# Pics of how to safely cover the openings in your tank lid



## xraycer (Feb 25, 2012)

Cool idea Wendy! Thanks for sharing.


----------



## OrangeSoda (Jan 15, 2011)

I see this and have 2 thoughts...

1. Excellent solution to a universal problem.
2. EEEEEWWWWWWW duckweed. LOL.

Sorry, I'm prejudiced, I had a tank that I really liked that I had to completely tear down to get rid of the duckweed that would not stop spreading like the plague.


----------



## wendyjo (Feb 20, 2009)

LOL - I am one of the few people that like duckweed I guess. It sucks up nitrates and also provides cover for the fish, so I find it to be useful. The only thing I really hate about it is when I have to reach in the tank, and I pull my arm out and it's COVERED in duckweed!


----------



## reddhawkk (Dec 28, 2011)

Great idea, and I like duckweed too!


----------



## Chaoslord (Feb 12, 2011)

Nice idea.
I also love duckweed and it doesn't bother me when I get it on my arms.
One question do you have to wash your fabric every so often for fear of mold?


----------



## deeda (Jun 28, 2005)

Interesting idea but I would also be wary of using fabric due to its ability to absorb water & other gunk.
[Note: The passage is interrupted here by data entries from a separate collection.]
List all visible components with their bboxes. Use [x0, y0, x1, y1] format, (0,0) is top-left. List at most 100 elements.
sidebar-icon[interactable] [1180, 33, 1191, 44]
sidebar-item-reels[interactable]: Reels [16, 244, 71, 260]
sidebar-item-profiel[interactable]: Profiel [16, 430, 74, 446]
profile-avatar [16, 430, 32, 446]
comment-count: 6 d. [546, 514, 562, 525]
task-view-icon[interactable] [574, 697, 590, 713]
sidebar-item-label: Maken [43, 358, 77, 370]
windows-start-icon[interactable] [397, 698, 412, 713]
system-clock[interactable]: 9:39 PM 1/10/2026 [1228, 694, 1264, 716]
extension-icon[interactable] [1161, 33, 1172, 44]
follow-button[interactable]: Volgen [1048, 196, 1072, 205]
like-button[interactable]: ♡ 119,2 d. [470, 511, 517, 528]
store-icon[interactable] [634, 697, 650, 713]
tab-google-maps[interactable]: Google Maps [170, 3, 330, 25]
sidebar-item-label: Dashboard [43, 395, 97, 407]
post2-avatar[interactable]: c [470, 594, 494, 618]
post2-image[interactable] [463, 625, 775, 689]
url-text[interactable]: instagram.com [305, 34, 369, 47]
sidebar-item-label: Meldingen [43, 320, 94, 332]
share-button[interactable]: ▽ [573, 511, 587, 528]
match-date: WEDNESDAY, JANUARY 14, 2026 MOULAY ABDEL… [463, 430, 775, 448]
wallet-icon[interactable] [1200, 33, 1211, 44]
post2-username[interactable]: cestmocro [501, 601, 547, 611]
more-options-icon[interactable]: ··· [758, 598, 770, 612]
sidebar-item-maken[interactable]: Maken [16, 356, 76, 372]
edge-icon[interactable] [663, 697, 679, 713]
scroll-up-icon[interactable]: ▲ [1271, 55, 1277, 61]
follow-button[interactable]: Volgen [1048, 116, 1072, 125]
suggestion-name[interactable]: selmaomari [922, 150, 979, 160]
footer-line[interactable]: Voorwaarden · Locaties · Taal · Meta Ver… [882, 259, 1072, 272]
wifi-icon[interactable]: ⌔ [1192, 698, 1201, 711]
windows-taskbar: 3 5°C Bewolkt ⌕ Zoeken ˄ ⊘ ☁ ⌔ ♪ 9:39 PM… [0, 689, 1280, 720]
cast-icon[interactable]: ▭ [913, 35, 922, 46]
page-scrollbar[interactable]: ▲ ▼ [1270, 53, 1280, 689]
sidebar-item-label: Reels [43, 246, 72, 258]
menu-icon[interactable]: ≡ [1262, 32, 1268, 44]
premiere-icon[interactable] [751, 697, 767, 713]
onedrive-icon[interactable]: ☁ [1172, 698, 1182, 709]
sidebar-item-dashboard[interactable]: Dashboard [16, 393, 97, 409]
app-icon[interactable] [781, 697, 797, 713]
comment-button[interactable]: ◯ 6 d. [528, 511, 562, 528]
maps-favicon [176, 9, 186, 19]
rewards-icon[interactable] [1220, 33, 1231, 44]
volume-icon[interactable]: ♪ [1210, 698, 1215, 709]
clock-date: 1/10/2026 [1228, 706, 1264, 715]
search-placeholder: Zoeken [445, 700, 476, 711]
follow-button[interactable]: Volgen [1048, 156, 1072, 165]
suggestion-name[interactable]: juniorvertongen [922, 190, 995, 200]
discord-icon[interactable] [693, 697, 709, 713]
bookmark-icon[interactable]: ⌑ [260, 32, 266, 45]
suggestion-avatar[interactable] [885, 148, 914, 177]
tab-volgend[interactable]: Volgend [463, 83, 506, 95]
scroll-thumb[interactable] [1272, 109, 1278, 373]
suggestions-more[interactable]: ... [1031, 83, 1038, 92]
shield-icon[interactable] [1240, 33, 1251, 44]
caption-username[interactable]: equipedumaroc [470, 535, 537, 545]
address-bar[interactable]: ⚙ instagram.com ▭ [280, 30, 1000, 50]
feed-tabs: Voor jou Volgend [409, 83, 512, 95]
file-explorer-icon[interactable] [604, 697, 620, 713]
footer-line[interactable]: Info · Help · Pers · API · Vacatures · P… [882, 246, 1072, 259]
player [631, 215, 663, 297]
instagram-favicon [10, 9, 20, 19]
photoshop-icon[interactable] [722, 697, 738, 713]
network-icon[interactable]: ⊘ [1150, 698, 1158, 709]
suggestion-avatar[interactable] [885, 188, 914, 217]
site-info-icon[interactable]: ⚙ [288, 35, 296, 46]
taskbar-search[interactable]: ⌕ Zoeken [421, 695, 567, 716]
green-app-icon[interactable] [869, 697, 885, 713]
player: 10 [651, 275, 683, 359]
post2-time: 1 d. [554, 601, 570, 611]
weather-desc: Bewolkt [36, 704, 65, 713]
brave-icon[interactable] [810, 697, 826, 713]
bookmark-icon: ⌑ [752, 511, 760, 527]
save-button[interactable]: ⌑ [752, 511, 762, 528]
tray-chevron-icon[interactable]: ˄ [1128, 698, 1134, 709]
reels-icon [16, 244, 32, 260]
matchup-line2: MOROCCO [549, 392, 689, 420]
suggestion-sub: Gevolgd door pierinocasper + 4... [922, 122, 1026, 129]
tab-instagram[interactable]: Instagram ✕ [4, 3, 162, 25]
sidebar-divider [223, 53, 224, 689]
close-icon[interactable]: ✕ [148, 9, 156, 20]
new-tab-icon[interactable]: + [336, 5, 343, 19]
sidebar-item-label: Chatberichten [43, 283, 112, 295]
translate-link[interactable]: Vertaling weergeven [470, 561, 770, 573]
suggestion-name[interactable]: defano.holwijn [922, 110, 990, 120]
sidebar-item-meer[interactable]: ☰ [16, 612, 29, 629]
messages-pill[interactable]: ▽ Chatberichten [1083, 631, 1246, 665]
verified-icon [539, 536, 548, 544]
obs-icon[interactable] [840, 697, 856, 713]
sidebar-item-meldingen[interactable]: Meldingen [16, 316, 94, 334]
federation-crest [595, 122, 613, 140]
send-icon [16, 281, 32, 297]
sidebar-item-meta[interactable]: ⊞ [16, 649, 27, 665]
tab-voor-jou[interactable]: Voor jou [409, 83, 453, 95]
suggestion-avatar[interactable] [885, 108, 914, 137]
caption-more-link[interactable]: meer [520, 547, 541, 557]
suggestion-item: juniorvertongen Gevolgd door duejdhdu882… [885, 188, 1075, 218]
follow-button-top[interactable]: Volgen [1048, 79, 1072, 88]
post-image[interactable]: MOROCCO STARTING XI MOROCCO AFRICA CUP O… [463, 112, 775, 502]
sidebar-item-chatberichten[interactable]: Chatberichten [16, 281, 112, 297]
A quicker fix would be to use small mesh size plastic canvas. It's easy to cut to size and generally heavy enough to stay in place. It's also very easy to clean and comes in various colors, including black, which blends well with black hoods.


----------



## wendyjo (Feb 20, 2009)

Yes that would work as well, altho you'd have to cut it to fit around larger pipes and tubing since it's not very pliable.
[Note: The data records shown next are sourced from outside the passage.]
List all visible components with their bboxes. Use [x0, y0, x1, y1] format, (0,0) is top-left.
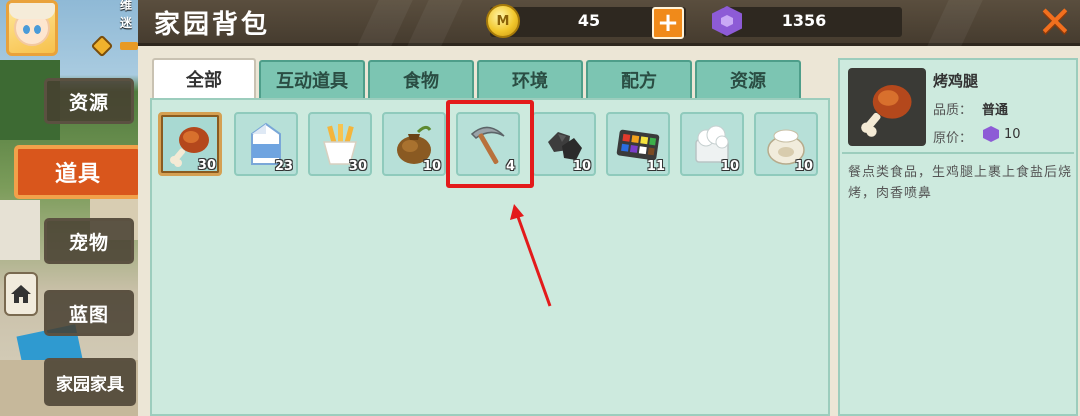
- inventory-slot-roast-drumstick[interactable]: 30: [158, 112, 222, 176]
- item-count: 30: [197, 158, 216, 173]
- item-count: 10: [422, 159, 441, 174]
- pointer-arrow-icon: [510, 204, 552, 307]
- highlight-box: [446, 100, 534, 188]
- close-button[interactable]: ✕: [1030, 0, 1080, 44]
- detail-item-name: 烤鸡腿: [933, 72, 979, 90]
- inventory-slot-fries[interactable]: 30: [308, 112, 372, 176]
- detail-price-value: 10: [1004, 127, 1021, 142]
- detail-quality-label: 品质：: [933, 103, 973, 118]
- nav-props[interactable]: 道具: [14, 145, 142, 199]
- home-icon[interactable]: [4, 272, 38, 316]
- tab-resources[interactable]: 资源: [695, 60, 801, 98]
- item-count: 10: [794, 159, 813, 174]
- tab-food[interactable]: 食物: [368, 60, 474, 98]
- inventory-slot-cotton[interactable]: 10: [680, 112, 744, 176]
- detail-quality-value: 普通: [982, 103, 1009, 118]
- player-info: 维 迷: [64, 0, 138, 60]
- nav-pets[interactable]: 宠物: [44, 218, 134, 264]
- add-coins-button[interactable]: +: [652, 7, 684, 39]
- player-subtitle: 迷: [120, 16, 133, 30]
- nav-home-furniture[interactable]: 家园家具: [44, 358, 136, 406]
- coin-value: 45: [577, 11, 601, 30]
- page-title: 家园背包: [154, 10, 271, 40]
- inventory-slot-coal[interactable]: 10: [532, 112, 596, 176]
- detail-description: 餐点类食品，生鸡腿上裹上食盐后烧烤，肉香喷鼻: [848, 165, 1073, 201]
- player-name: 维: [120, 0, 133, 12]
- detail-item-image: [848, 68, 926, 146]
- item-count: 10: [572, 159, 591, 174]
- tab-all[interactable]: 全部: [152, 58, 256, 98]
- inventory-slot-paint-palette[interactable]: 11: [606, 112, 670, 176]
- item-count: 23: [274, 159, 293, 174]
- item-count: 11: [646, 159, 665, 174]
- tab-environment[interactable]: 环境: [477, 60, 583, 98]
- inventory-slot-milk[interactable]: 23: [234, 112, 298, 176]
- divider: [842, 152, 1074, 154]
- inventory-slot-flour-sack[interactable]: 10: [754, 112, 818, 176]
- game-world-background: [0, 0, 140, 416]
- nav-resources[interactable]: 资源: [44, 78, 134, 124]
- item-count: 10: [720, 159, 739, 174]
- nav-blueprints[interactable]: 蓝图: [44, 290, 134, 336]
- tab-interactive-props[interactable]: 互动道具: [259, 60, 365, 98]
- coin-icon: M: [486, 4, 520, 38]
- gem-value: 1356: [781, 11, 827, 30]
- experience-bar: [120, 42, 138, 50]
- category-tabs: 全部 互动道具 食物 环境 配方 资源: [152, 58, 801, 98]
- detail-price-label: 原价：: [933, 131, 973, 146]
- tab-recipes[interactable]: 配方: [586, 60, 692, 98]
- inventory-slot-seed-bag[interactable]: 10: [382, 112, 446, 176]
- top-bar: 家园背包 M 45 + 1356 ✕: [138, 0, 1080, 46]
- item-count: 30: [348, 159, 367, 174]
- roast-drumstick-icon: [861, 85, 912, 137]
- level-badge-icon: [90, 34, 114, 58]
- player-avatar[interactable]: [6, 0, 58, 56]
I've not really had an issue with the fabric getting wet since it's above the water line. If it did I would imagine it would dry really fast since it's not a heavy weight fabric.


----------



## MangyMoose77 (Feb 19, 2012)

Do I have to use a floral print canvas, or can I make it more masculine?  This is a great idea BTW!


----------



## zoragen (Nov 3, 2009)

Great idea!

I cut a piece of cardboard & cut out places for the tubes & cord then put a rock on it.

I like your idea much better:biggrin:


----------



## wendyjo (Feb 20, 2009)

I use the lacy/mesh fabric simply because air can get thru it easily since most of my tanks have bettas in them, and also cause this type of fabric usually sticks to the velcro on it's own. I really can't say about heavier fabrics - I dunno how well air can be exchanged thru something heavy. I do know that velcro won't stick to most other fabrics and you would need to use velcro on both the tank and the fabric.

I think the canvas one of the other posters was talking about is the plastic craft canvas that has little holes in it.


----------



## snail (Sep 22, 2010)

You should have called the thread "how to make your tank look sexy":hihi:.
Clever thinking, I might be using this myself in the future.



deeda said:


> Interesting idea but I would also be wary of using fabric due to its ability to absorb water & other gunk.
> 
> A quicker fix would be to use small mesh size plastic canvas. It's easy to cut to size and generally heavy enough to stay in place. It's also very easy to clean and comes in various colors, including black, which blends well with black hoods.


The black lace looks like nylon which is a plastic, it won't absorb much water. You could use it in the water and it wouldn't break down for many years.


----------